Sie begann ihre Lehrtätigkeit an einer Gesamtschule im Aufbau und engagierte sich von Anfang an nicht nur pädagogisch, sondern auch politisch. Sie wusste: wer gute Pädagogik will, wer gar ein anderes Schulsystem will, der muss den Marsch durch die Institutionen antreten. So war sie seit den 60er Jahren Gewerkschaftsmitglied und trat kurz danach in die FDP ein, die damals in Hessen u. a. das Modell der "Offenen Schule" anbot. Dort wurde der Keim gelegt für eine "andere" Gesamtschulpädagogik – eine, die als Ganztagsschule konzipiert über Fächergrenzen hinaus schaut, sich ins Umfeld öffnet und das Leben in die Schule hinein holt. Die Offene Schule Kassel-Waldau ist als einzige dieser Modelle übrig geblieben und hat viele Nachahmer gefunden.

In den 70er Jahren arbeitete Ursula Dörger an den Universitäten Frankfurt und Siegen. Dort erwarb sie die wissenschaftliche Basis für ihre späteren Tätigkeiten. Sie war Dezernentin für Gesamtschulentwicklung am Hessischen Institut für Bildungsplanung und Schulentwicklung (HIBS), leitete drei Jahre lang das Projekt Lehrerkooperation an Gesamtschulen der Max Traeger-Stiftung und war seit 1992 – inzwischen SPD-Mitglied – im Hessischen Kultusministerium für Gesamtschulen zuständig. Auf ihre Impulse und Ideen gehen die Materialien für Freies Arbeiten in der Sekundarstufe I in Hessen zurück; sie schulte die Pädagogischen Leiter an Gesamtschulen und gründete als Ministerialbeamtin den Arbeitskreis E/G-differenzierender Gesamtschulen, in dem sich die fortschrittliche Gesamtschulbewegung Hessens wiederfand. Immer in engem Kontakt mit der Schulwirklichkeit konnte sie ihre ministerielle Arbeit auf Praxiserfahrung gründen und sorgte umgekehrt dafür, dass fortschrittliche Praxis justitiabel wurde. Gemeinsamer Unterricht, integrierte Hochbegabtenförderung, Förderplanentwicklung, Inklusion – Ursula Dörger unterstützte, ermutigte, gründete Arbeitsgruppen und ließ nichts unversucht, um das System in Richtung auf mehr Bildungsgerechtigkeit zu verändern

Ihre bildungspolitische "Heimat" war die GGG. Auch hier kannten wir sie stets als streitbar für die Sache des gemeinsamen Lernens.
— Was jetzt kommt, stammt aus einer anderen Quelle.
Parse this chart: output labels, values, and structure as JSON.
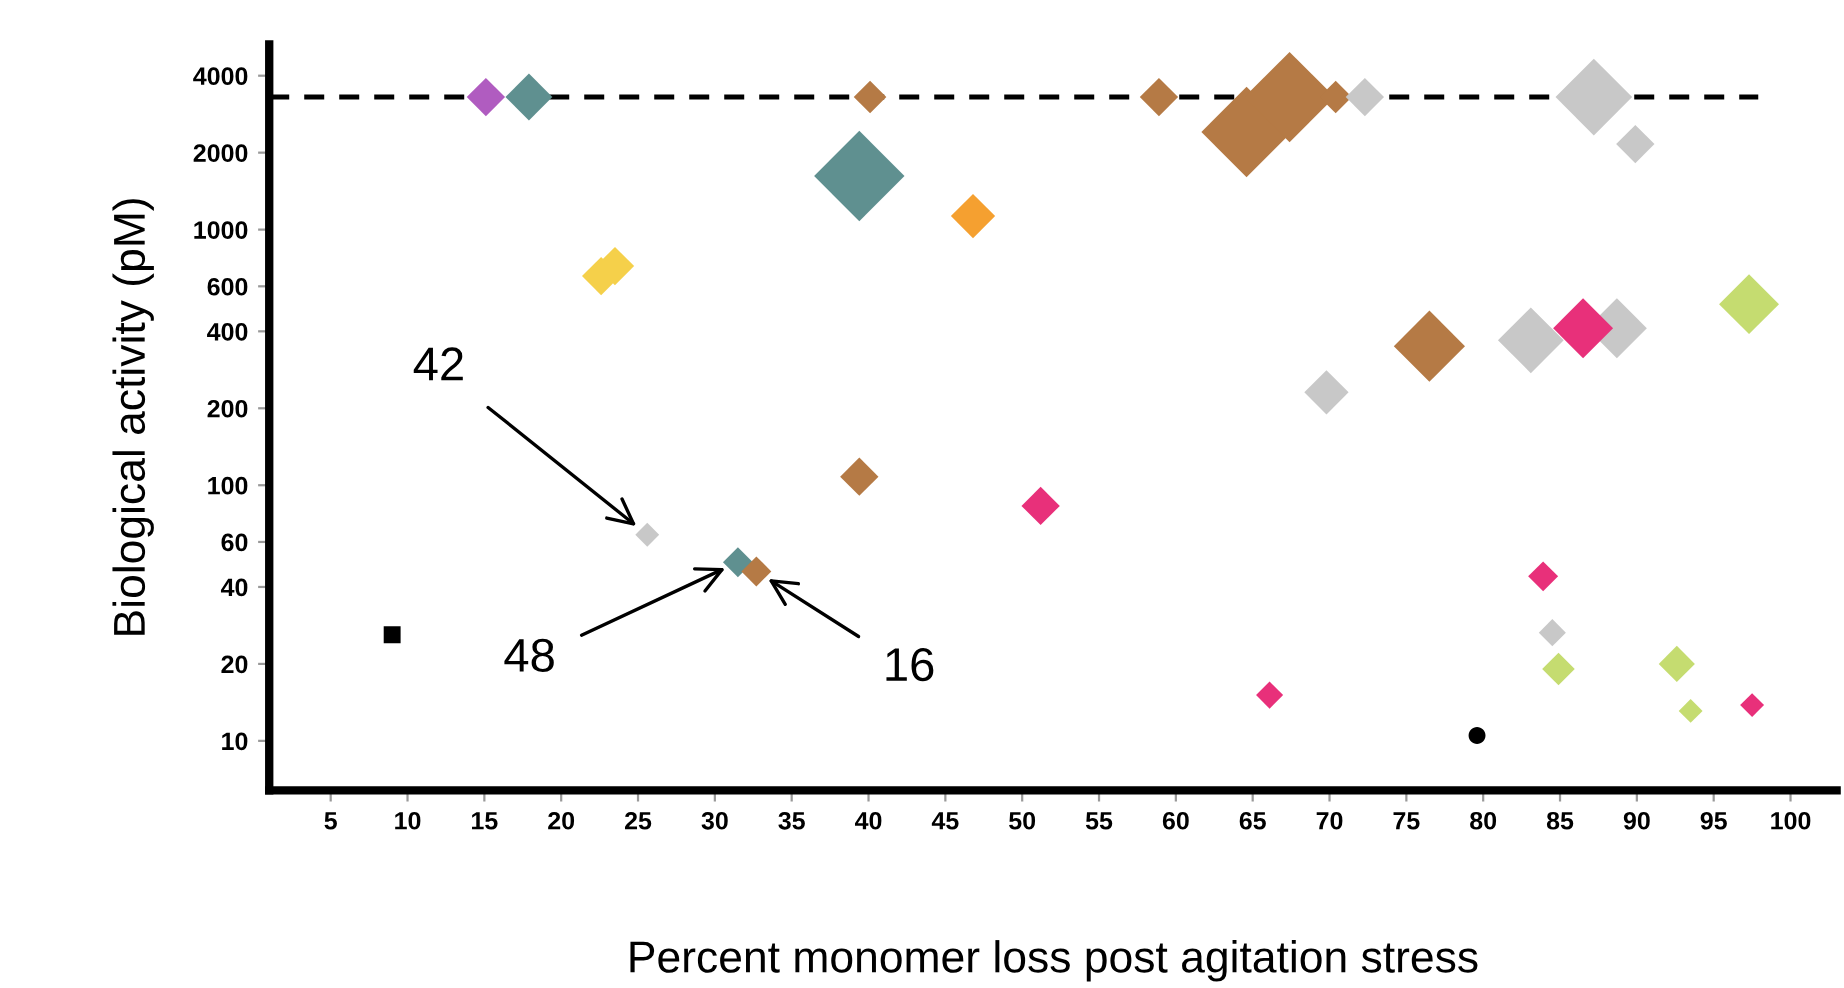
{
  "chart_data": {
    "type": "bubble",
    "xlabel": "Percent monomer loss post agitation stress",
    "ylabel": "Biological activity (pM)",
    "log": "y",
    "xlim": [
      1,
      103
    ],
    "xticks": [
      5,
      10,
      15,
      20,
      25,
      30,
      35,
      40,
      45,
      50,
      55,
      60,
      65,
      70,
      75,
      80,
      85,
      90,
      95,
      100
    ],
    "ylim": [
      6.4,
      5300
    ],
    "yticks": [
      10,
      20,
      40,
      60,
      100,
      200,
      400,
      600,
      1000,
      2000,
      4000
    ],
    "grid": false,
    "legend": false,
    "marker": "diamond",
    "ref_lines": [
      {
        "axis": "y",
        "value": 3300,
        "line_style": "dashed",
        "color": "#000000"
      }
    ],
    "annotations": [
      {
        "text": "42",
        "x": 25.6,
        "y": 64
      },
      {
        "text": "48",
        "x": 31.5,
        "y": 50
      },
      {
        "text": "16",
        "x": 32.7,
        "y": 46
      }
    ],
    "series": [
      {
        "color": "#000000",
        "marker": "square",
        "x": [
          9.0
        ],
        "values": [
          26
        ],
        "sizes": [
          0.07
        ]
      },
      {
        "color": "#000000",
        "marker": "circle",
        "x": [
          79.6
        ],
        "values": [
          10.5
        ],
        "sizes": [
          0.07
        ]
      },
      {
        "color": "#b05cc0",
        "x": [
          15.1
        ],
        "values": [
          3300
        ],
        "sizes": [
          0.18
        ]
      },
      {
        "color": "#5f9090",
        "x": [
          17.9,
          39.4,
          31.5
        ],
        "values": [
          3300,
          1620,
          50
        ],
        "sizes": [
          0.27,
          1,
          0.11
        ]
      },
      {
        "color": "#f5d04a",
        "x": [
          22.6,
          23.5
        ],
        "values": [
          658,
          720
        ],
        "sizes": [
          0.18,
          0.18
        ]
      },
      {
        "color": "#f5a030",
        "x": [
          46.8
        ],
        "values": [
          1130
        ],
        "sizes": [
          0.24
        ]
      },
      {
        "color": "#b57a45",
        "x": [
          40.1,
          39.4,
          32.7,
          58.9,
          64.6,
          67.4,
          70.4,
          76.5
        ],
        "values": [
          3300,
          108,
          46,
          3300,
          2410,
          3300,
          3300,
          350
        ],
        "sizes": [
          0.13,
          0.18,
          0.11,
          0.18,
          1,
          1,
          0.13,
          0.62
        ]
      },
      {
        "color": "#c8c8c8",
        "x": [
          25.6,
          72.3,
          69.8,
          83.1,
          88.7,
          87.2,
          89.9,
          84.5
        ],
        "values": [
          64,
          3300,
          231,
          369,
          411,
          3300,
          2160,
          26.5
        ],
        "sizes": [
          0.07,
          0.18,
          0.24,
          0.53,
          0.44,
          0.72,
          0.18,
          0.09
        ]
      },
      {
        "color": "#e8307a",
        "x": [
          51.2,
          86.5,
          83.9,
          97.5,
          66.1
        ],
        "values": [
          83,
          411,
          44,
          13.8,
          15.1
        ],
        "sizes": [
          0.18,
          0.44,
          0.11,
          0.07,
          0.09
        ]
      },
      {
        "color": "#c5dc70",
        "x": [
          97.3,
          84.9,
          92.6,
          93.5
        ],
        "values": [
          511,
          19.1,
          20,
          13.1
        ],
        "sizes": [
          0.44,
          0.13,
          0.16,
          0.07
        ]
      }
    ]
  }
}
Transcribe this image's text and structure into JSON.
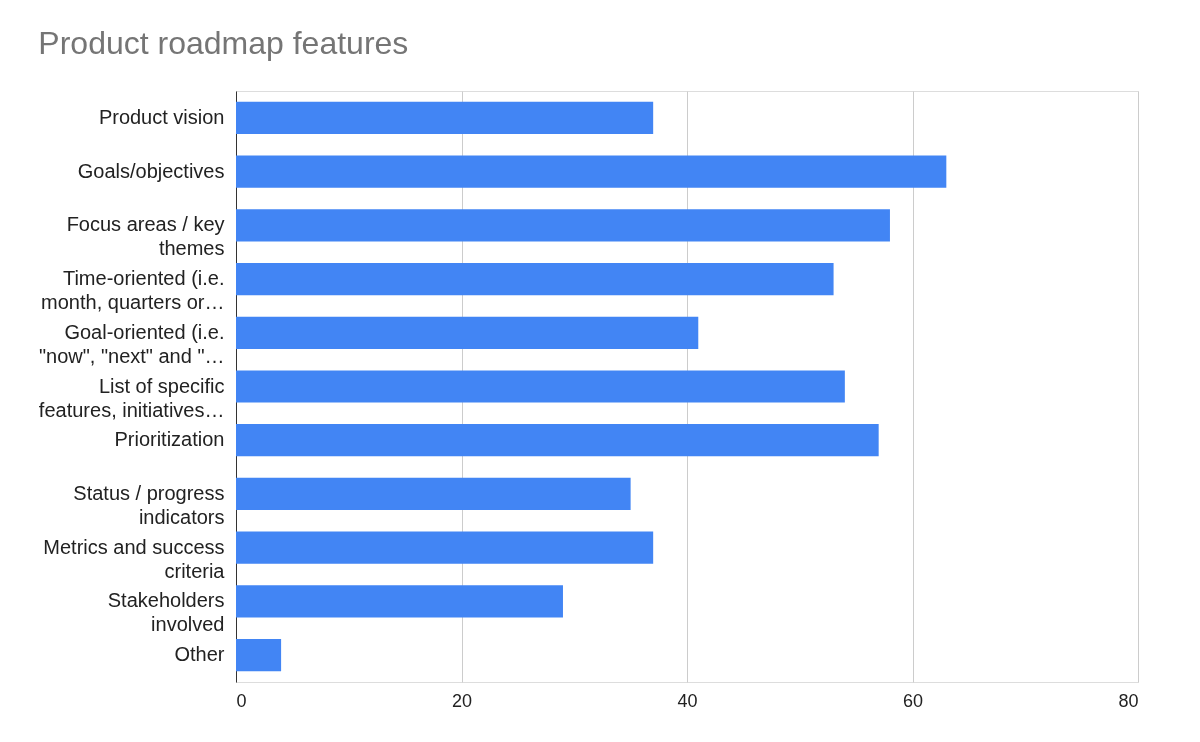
{
  "chart_data": {
    "type": "bar",
    "orientation": "horizontal",
    "title": "Product roadmap features",
    "categories": [
      "Product vision",
      "Goals/objectives",
      "Focus areas / key themes",
      "Time-oriented (i.e. month, quarters or…",
      "Goal-oriented (i.e. \"now\", \"next\" and \"…",
      "List of specific features, initiatives…",
      "Prioritization",
      "Status / progress indicators",
      "Metrics and success criteria",
      "Stakeholders involved",
      "Other"
    ],
    "values": [
      37,
      63,
      58,
      53,
      41,
      54,
      57,
      35,
      37,
      29,
      4
    ],
    "color": "#4285f4",
    "xlim": [
      0,
      80
    ],
    "xticks": [
      0,
      20,
      40,
      60,
      80
    ],
    "grid": "x"
  }
}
Mit Freude nahm sie zur Kenntnis, dass nach PISA Bewegung in die deutsche Bildungslandschaft geraten war; mit großer Zähigkeit schrieb sie bis zum Schluss auch GGG-intern gegen das "Ausruhen in der Zweigliedrigkeit" an. "Radikal, humorvoll, kämpferisch und menschlich" nannte sie Katrin Höhmann in ihrem Nachruf.

Ursula Dörgers großes Wissen war nie Herrschaftswissen, weil sie es uns stets mitteilte. "Ihre Visionen leben in unserer Arbeit fort", schrieben die Wiesbadener Gesamtschulen in ihrer Traueranzeige, "ihre Leistung wird uns stets Orientierung und Ansporn bleiben" formulierte die GGG. So wird es sein.